Consider the optimization problem with $X \in \mathbb R^{m \times n}$ and $y \in \mathbb R^n$ \begin{equation} \min_{r \in \mathbb R^m, w \in \mathbb R^n} - \sum_{i=1}^n \log(1 + r_i) \\ \end{equation} subject to $r = Xw- y$ and $r_i \geq 0.$ Derive the dual problem.
So the Langrangian is $$ L(r, w, \lambda, \mu) = - \sum_{i=1}^n \log(1 + r_i) - \langle \lambda, r \rangle + \langle \mu, Xw - y - r) $$ with $\lambda \in \mathbb R_{\geq 0}^m$ und $\mu \in \mathbb R^m$.
The dual function is defined as $$ q(\lambda, \mu) = \inf_{r, w} L(r, w, \lambda, \mu). $$ How does one find this infimum?

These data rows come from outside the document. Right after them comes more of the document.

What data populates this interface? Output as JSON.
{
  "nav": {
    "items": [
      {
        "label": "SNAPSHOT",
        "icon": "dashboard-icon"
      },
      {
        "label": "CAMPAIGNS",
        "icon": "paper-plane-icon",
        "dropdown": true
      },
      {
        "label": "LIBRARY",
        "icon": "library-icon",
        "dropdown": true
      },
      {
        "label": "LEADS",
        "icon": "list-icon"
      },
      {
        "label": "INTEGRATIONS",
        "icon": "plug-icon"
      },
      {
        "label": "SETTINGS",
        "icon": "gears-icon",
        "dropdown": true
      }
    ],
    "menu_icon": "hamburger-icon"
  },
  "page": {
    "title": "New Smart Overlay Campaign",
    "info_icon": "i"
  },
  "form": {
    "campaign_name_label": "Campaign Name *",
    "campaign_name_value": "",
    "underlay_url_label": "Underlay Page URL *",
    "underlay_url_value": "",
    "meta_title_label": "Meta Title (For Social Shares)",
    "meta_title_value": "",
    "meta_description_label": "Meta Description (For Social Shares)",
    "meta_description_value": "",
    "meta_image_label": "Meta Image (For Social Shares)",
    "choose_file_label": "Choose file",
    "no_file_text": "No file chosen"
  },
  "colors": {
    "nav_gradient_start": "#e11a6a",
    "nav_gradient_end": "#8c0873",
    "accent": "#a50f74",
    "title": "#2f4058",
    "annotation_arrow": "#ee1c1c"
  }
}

The Lagrangian is convex and differentiable in the primal variables $(r,w)$, so to find the infimum you can simply set the gradient to zero. The $j$th partial with respect to $r$ is \begin{equation*} \frac{\partial L}{\partial r_j} = -\frac{1}{1+r_j} - \lambda_j - \mu_j, \end{equation*} and the gradient with respect to $w$ is \begin{equation*} \nabla_w L= X^\top \mu. \end{equation*} Setting these to zero, we obtain the system of equations \begin{align*} 1 + (\lambda_j+\mu_j)(1+r_j) &= 0, \\ X^\top \mu&=0. \end{align*} The second condition is a constraint on $\mu$ and is needed since the Lagrangian is affine (and therefore unbounded below) in $w$. Solving the first equation for $r_j$ we obtain \begin{equation*} r_j = -1-\frac{1}{\lambda_j+\mu_j}. \end{equation*} Substituting these results back into the Lagrangian, we find that the dual function becomes \begin{equation*} q(\lambda,\mu) = \begin{aligned} \begin{cases} -\sum_{j=1}^n\log(-\tfrac{1}{\lambda_j+\mu_j}) + \sum_{j=1}^n(\lambda_j+\mu_j+1)-\mu^\top y & \text{if $X^\top \mu = 0$}, \\ -\infty & \text{otherwise}. \end{cases} \end{aligned} \end{equation*} Clearly, the dual problem amounts to maximizing the top case of $q$ subject to the constraints $X^\top \mu = 0$ and $\lambda\ge 0$. Also note that the dual function imposes an implicit constraint on the pair $(\lambda,\mu)$, since we must have $\frac{1}{\lambda_j+\mu_j}<0$ for all $j$.